The author is looking through 18th century civic records from Hamburg, Germany for data about same-sex relationships, primarily in legal contexts. The majority of the article covers male topics, but one particular example involving women is explored in some depth. The case of Ilsabe Bunck and Maria Cäcilia Jürgens initially appears in legal contexts, but later became sensationalized and is often treated in a moralizing or voyeuristic way.

This article looks at the language of personal love and affection between medieval cloistered women. This social context provides an interesting window expressions of female same-sex desire due to three intersecting factors: the gender-segregated nature of their communities, the relative autonomy (economic and intellectual) women enjoyed within these communities, and the high degree of literacy among cloistered women (allowing us glimpses into their lives via their own words).

Lanser examines the conjunction of the novel as a genre with "modernity" as defined in this work and considers its relationship to sapphic themes, despite the superficially overwhelming heteronormativity of the genre. One hallmark of the novel is the way in which it explores the contradictory imperatives of self-determination and socialization. The focus of the novel on the formation of couples and the subjective nature of desire opens the conversation--as previously seen with political and social conversations--to the inclusion or exclusion of sapphic subjects under that rubric.

This chapter tackles the question of how "sameness" in the context of same-sex relations reflected and represented concerns about social leveling. It begins by considering an example of the "metamorphic" framing: a 17th c. book of curiosities that included a chapter of 24 instances of persons changing sex.

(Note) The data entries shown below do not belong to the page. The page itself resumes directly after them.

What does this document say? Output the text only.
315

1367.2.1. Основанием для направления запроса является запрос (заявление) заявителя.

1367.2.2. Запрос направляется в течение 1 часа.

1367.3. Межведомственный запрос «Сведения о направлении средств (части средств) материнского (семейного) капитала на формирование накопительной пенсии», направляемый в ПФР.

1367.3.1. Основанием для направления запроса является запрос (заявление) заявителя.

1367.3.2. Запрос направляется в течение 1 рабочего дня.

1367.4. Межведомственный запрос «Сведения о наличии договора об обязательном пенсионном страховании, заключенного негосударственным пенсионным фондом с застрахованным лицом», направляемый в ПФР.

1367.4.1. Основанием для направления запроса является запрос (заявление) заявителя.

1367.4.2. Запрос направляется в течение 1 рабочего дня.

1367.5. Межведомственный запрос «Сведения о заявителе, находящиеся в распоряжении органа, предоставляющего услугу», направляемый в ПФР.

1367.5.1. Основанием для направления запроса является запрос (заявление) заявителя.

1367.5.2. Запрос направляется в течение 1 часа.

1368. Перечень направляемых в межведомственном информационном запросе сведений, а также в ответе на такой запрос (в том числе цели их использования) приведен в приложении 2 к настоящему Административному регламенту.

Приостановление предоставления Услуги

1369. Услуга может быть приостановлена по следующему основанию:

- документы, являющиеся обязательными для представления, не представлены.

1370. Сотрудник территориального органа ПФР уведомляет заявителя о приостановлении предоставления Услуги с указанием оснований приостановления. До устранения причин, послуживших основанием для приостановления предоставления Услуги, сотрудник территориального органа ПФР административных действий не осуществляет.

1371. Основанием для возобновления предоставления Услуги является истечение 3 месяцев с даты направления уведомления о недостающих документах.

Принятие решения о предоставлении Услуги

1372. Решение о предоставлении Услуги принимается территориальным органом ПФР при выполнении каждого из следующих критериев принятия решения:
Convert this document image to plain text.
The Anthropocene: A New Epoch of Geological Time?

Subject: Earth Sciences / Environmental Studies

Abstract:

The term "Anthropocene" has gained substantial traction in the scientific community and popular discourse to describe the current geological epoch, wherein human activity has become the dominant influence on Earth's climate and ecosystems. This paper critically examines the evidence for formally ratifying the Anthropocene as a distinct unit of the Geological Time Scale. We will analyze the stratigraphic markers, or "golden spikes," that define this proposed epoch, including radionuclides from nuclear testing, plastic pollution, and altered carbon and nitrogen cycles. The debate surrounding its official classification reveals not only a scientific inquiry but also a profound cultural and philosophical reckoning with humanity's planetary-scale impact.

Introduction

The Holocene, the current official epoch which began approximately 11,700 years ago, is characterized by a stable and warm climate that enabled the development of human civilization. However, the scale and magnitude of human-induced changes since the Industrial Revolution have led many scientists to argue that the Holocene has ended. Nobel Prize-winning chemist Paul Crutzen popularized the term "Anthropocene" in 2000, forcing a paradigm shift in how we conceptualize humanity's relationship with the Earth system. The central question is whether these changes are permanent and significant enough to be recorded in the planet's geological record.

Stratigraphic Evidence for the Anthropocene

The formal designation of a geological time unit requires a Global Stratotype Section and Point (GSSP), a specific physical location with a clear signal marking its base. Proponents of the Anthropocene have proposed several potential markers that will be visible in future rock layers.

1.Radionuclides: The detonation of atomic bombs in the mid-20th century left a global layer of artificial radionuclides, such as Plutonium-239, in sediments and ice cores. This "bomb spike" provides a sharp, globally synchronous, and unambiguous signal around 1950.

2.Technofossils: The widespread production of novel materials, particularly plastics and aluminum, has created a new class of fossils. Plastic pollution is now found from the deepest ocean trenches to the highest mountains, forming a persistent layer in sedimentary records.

Though the book was reprinted regularly, the sex-change chapter was dropped, perhaps reflecting a shift from an earlier miracle-accepting age to one more concerned with rational explanations.

(by Rose Fox)

Chapter 4 is "Classic Amazons: Performing Gender in Goethe's Weimar." Weimar was small and poor, far from major trade routes, with an enormous "dominating" palace. Krimmer doesn't mince words, drawing an analogy between the “great palace” and “shabby town” and the “acclaim for Weimar's male writers” versus the “obscurity of Weimar's female writers”. "In order fully to understand the gender concepts inherent in Weimar Classicism, we must read canonical works alongside marginalized texts by women writers of the time."

(by Rose Fox)

German Romanticism was very concerned with the "transgression of polarities", so its literature has lots of crossdressing. Krimmer lists lots of examples of works with characters who crossdress or are perceived as crossdressing. Joseph von Eichendorff's "From the Life of a Good-for-Nothing"; Achim von Arnim's "Isabella of Egypt"; Clemens Brentano's "Godwi" Eichendorff's "Premonition and Present" and "Poets and Their Companions"; E.T.A. Hofmann's "Artus' Court" And Tieck's "Franz Sternbald's Migrations". All published between 1798 and 1826.

(by Rose Fox)

The book is primarily about Germany, but it touches on a lot of international issues. Chapter 1 analyzed two German novels about French women who cross-dressed to fight in wars. For my purposes, the most useful bit was a list of actual female French soldiers who wore men's uniforms. [Yay, more research to do!]